Para Ahli Sepakat Umur 34 Tahun Dianggap Masih Remaja

Umur 34 tahun dianggap masih remaja karena kematangan psikologis tak selalu sejalan dengan angka usia biologis/Foto : Ilustrasi Dok. Freepik Umur 34 tahun dianggap masih remaja karena kematangan psikologis tak selalu sejalan dengan angka usia biologis/Foto : Ilustrasi Dok. Freepik

Jakarta, GPriority.co.id – Pandangan ilmiah terbaru menyebut umur 34 tahun dianggap masih remaja menuju dewasa.

Sebagaimana dilansir dari berbagai sumber, penelitian tersebut juga mengungkap perkembangan otak yang berkaitan dengan berbagai faktor. Mulai dari pengambilan keputusan, pengendalian emosi, hingga pengaturan diri yang belum sepenuhnya matang pada usia 18 atau 21 tahun, bahkan terus berkembang hingga mendekati usia 30 tahun.

Hal tersebut menunjukkan jika kematangan psikologis tak selalu sejalan dengan angka usia biologis. Namun selain faktor biologis, perubahan sosial juga memperpanjang masa transisi tersebut.

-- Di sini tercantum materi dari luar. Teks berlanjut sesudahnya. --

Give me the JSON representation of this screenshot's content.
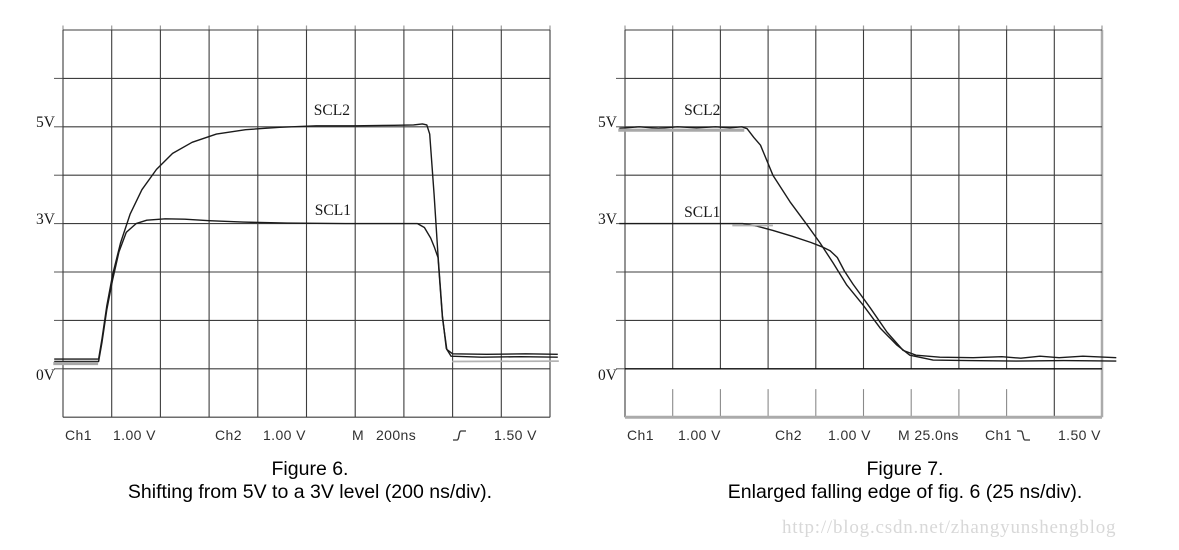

Para ahli menyebut, pekerjaan tetap, pernikahan, serta kemandirian ekonomi umumnya pada saat ini dicapai lebih lambat jika dibandingkan generasi sebelumnya. Oleh sebab itu, sejumlah peneliti pun mengusulkan batas usia remaja diperpanjang hingga 24 tahun. Sementara untuk fase dewasa awal berlangsung hingga usia 30-34 tahun.

Lewat usulan tersebut, para peneliti ingin menegaskan bahwa merasa belum mapan di usia tersebut merupakan hal yang wajar terjadi di era modern saat ini.

Sementara itu, faktor kedewasaan sebenarnya dapat dipengaruhi oleh beberapa faktor. Mulai dari lingkungan, pengalaman hidup, kepribadian, genetika, hingga pilihan pribadi. Sehingga, usia sering kali dianggap hanyalah angka semata. Sedangkan faktor-faktor tersebut membentuk cara seseorang untuk mengelola emosi, bertanggung jawab, hingga memposisikan diri dan mandiri berdasarkan pengalaman. Begitupun dengan memahami orang lain atau berempati kepada orang lain.